Both of these cases are mid-tower ATX, so let’s compare the form factors of Corsair 4000D vs 5000D next.
The Corsair 4000D is 453mm by 230mm by 466mm in size (or 17.83 by 9.06 by 18.53 inches) and has a 48.55l capacity (please don’t test this on your own case for obvious reasons), and weighs empty at 7.850 kilograms (or 17.30 lbs).
It also has the Corsair Rapidroute Cable Management with a 25mm hidden channel to neatly put your cables behind the motherboard, so you don’t have cables everywhere.
In comparison, the Corsair 5000D is relatively larger and is 520mm by 230mm by 460mm (or 20.4 by 9 by 18.1 inch) in size, with 66.25 liters interior capacity, and it weighs 10.5 kilograms (23lbs).
Of course, like the other model, the Corsair 5000D also has the Corsair Rapidroute Cable Management.
The bigger size of 5000D means that it will have better cooling and more space for you to work in it.
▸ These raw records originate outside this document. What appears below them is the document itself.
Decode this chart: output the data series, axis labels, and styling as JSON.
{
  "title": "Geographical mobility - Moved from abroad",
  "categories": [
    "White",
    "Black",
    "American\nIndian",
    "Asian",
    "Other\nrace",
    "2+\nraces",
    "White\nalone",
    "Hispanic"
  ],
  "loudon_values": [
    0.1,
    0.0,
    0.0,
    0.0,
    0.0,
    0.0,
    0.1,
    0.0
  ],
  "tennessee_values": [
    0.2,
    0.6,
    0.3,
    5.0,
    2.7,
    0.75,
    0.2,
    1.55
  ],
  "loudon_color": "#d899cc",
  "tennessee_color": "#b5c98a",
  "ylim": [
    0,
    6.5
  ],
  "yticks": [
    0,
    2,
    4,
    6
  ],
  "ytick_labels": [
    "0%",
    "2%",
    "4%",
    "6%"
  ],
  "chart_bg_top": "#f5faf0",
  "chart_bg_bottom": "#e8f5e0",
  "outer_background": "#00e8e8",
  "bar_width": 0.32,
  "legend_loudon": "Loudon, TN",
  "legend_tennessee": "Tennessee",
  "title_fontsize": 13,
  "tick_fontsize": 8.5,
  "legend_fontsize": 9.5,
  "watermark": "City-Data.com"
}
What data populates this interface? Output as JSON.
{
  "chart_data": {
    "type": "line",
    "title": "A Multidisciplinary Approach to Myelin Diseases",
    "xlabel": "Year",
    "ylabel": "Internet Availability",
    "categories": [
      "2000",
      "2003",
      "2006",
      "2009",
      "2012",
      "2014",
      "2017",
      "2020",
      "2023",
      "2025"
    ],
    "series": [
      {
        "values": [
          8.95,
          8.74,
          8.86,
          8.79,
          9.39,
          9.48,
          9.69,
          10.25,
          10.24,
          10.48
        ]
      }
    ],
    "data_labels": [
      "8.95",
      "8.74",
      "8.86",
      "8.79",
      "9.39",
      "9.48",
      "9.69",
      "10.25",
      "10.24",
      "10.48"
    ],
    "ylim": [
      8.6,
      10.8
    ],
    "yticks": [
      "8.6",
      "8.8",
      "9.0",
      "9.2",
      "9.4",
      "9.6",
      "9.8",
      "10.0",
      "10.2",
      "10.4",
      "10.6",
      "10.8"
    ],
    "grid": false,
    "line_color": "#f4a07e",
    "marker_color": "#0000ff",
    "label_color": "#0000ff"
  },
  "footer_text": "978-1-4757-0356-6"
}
However, if room is an issue, the smaller 4000D will be enough for most builds, and it comes with a much lower price tag.
Both cases have an easily accessible solid steel back panel plate and an easy slide-on/slide-off side panel, thanks to which installing components will be relatively easy.
When it comes to the 4000D, it supports four hard drives, including two 3.5in HDDs and two 2.5in SSDs, with all storage bays accessible with the back panel off.
On the other hand, the 5000D has space for six hard drives, so two more. That’s two 3.5in HDDs and four 2.4in SSDs, plus a solid steel backplate.
Verdict: Corsair 5000D
The Corsair 5000D model takes the win here thanks to two extra 2.5in SSD slots, which gives it more hard drive storage.
Both towers support Mini ITX, Micro ITX, ATX and EATX motherboards.
The 4000D includes one USB 3.0 port, one USB type C port, an audio/microphone jack combo and, of course, the power button and the reset button.
On the other hand, the 5000D has all of that, plus an additional USB 3.0 port.
Verdict: Corsair 5000D
The Corsair 5000D takes the win here as well, thanks to the extra USB 3.0 port.
When it comes to GPU, while the size of the graphics card doesn’t matter for the performance, it does matter if the card is too big to fit into your case.
The Corsair 4000D will support GPUs up to 360mm in length, while the 5000D model can house a GPU of up to 420mm long.
Verdict: Corsair 5000D
Both cases can comfortably fit a GPU like RTX 3090, which is 313mm long. However, because the Corsair 5000D gives a bit extra space, which can help cooling, we’ll give the win to it.
Neither the Corsair 4000D nor the Corsair 5000D are really “budget” options, and instead, they fit somewhere in the mid-to-high tier when it comes to cost.
However, the Corsair 4000D is about $70 cheaper.
Verdict: Corsair 4000D
While not cheap itself, we think that the extra $70 you need to pay for the 5000D is a bit steep for what is essentially a bit of extra space.
So, which PC case is better?
Corsair 4000D vs 5000D?
If your main factor is the cost, the Corsair 4000D will give you plenty of value. However, in almost everything else, including space, cooling, storage capacity, I/O and some extra features, the Corsair 5000D is a better option, in our opinion.